HaberTürk yazarı Fatih Altaylı, yoğun bakımda bir müddettir tedavisi süren Sabah gazetesi yazarı Hıncal Uluç için “Asıl konuşmamız gereken bu kadar vasat, kibirli, faşist, beleşçi, bencil ve herkesin ortak nefretini kazanmış bir adama yıllarca yazı yazdırılması, abilenilmesi, yaltaklanılması olmalı. Köşe yazarlığında ‘ne olunmaması gerektiğinin’ simgesiydi.Tam da hak ettiği üzere uğurlanıyor!” yazan gazeteci Cüneyt Özdemir’e cevap verdi.
“Haddimi aşacak bir kıymetlendirme yapmak istemem ancak yeterli bir gazeteciydi” diyen Altaylı, “Gençliğinde öncü idi. Bakmayın artık kendisini küçümseyenlere. Erkekçe üzere efsane bir mecmuayı yaratmıştı. Gelişim Spor üzere Türkiye’nin en güzel spor mecmuasının yayın direktörlüğünü yapmıştı. Spor yazarlığına da, köşe yazarlığına da yeni bir yaklaşım getirmişti. Âlâ yahut berbat. Ona ben karar veremem. Fakat bana uymayan çok istikameti vardı. Dostlarına çok makûs davranır, en sert, en acımasız tenkitleri dostlarına yöneltirdi” dedi.
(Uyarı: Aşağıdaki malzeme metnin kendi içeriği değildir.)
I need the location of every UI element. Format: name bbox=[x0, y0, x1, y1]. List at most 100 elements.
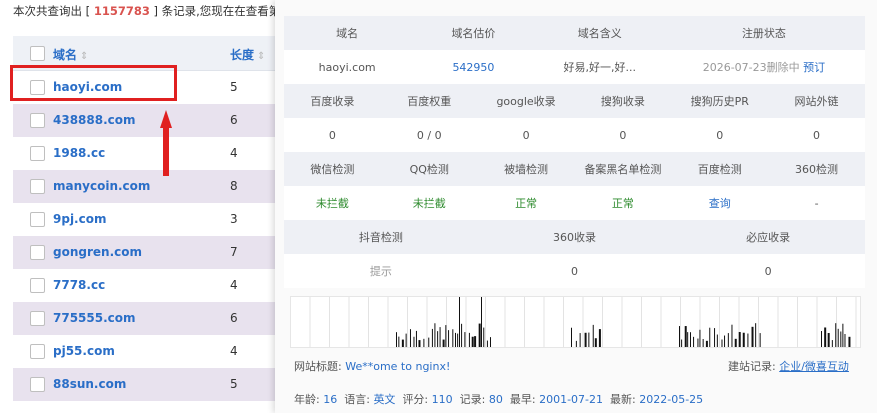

Altaylı, “Bir sürü uygun tarafı, bir sürü yanlışı vardı. Hepimiz üzere. Ama en büyük ayıbı Defne Joy Foster’e yapmıştı, ‘Su testisi su yolunda kırıldı’ diyerek. Eski Hıncal Uluç o lafı söylemek bir yana söyleyeni yerden yere vururdu. O gün anladım ki, ‘Yaşlanmış, artık bırakması lazım.'” dedi.
Altaylı şu sözleri kullandı:
“Şimdi bakıyorum da, ağır bakım yatağında herkes gerisinden sallıyor. Hayatta iken hakkında çok olumsuz şey yazmışımdır, çok eleştirmişimdir. Lakin artık susarım. Sıradan insanların öfkesini, eleştirisini anlarım da, bizim meslek erbabının karşılık verebilecek konumda iken Hıncal Abi deyip, mevt döşeğinde iken gömenini hiç ancak hiç anlamam.
Hele sen Sevgili Cüneyt. Sen hatırlar mısın bilmem ancak ben dün üzere hatırlıyorum. Zannederim 1991 yılıydı. Sen 32. Gün’de yeni başlamış genç bir muhabirdin. Sabah Gazetesi’ne, Hıncal Uluç ile röportaja gelmiştin. Seni birinci görüşümdü. Bir meslek büyüğünle röportaj yapıyor olmanın heyecanı içindeydin. Elbette Hıncal Uluç da o günkü Hıncal Uluç değil. Sen de o günkü Cüneyt Özdemir değilsin. Lakin söyle bana sevgili dostum. Yazdığın o satırlar, sahiden içine sindi mi!”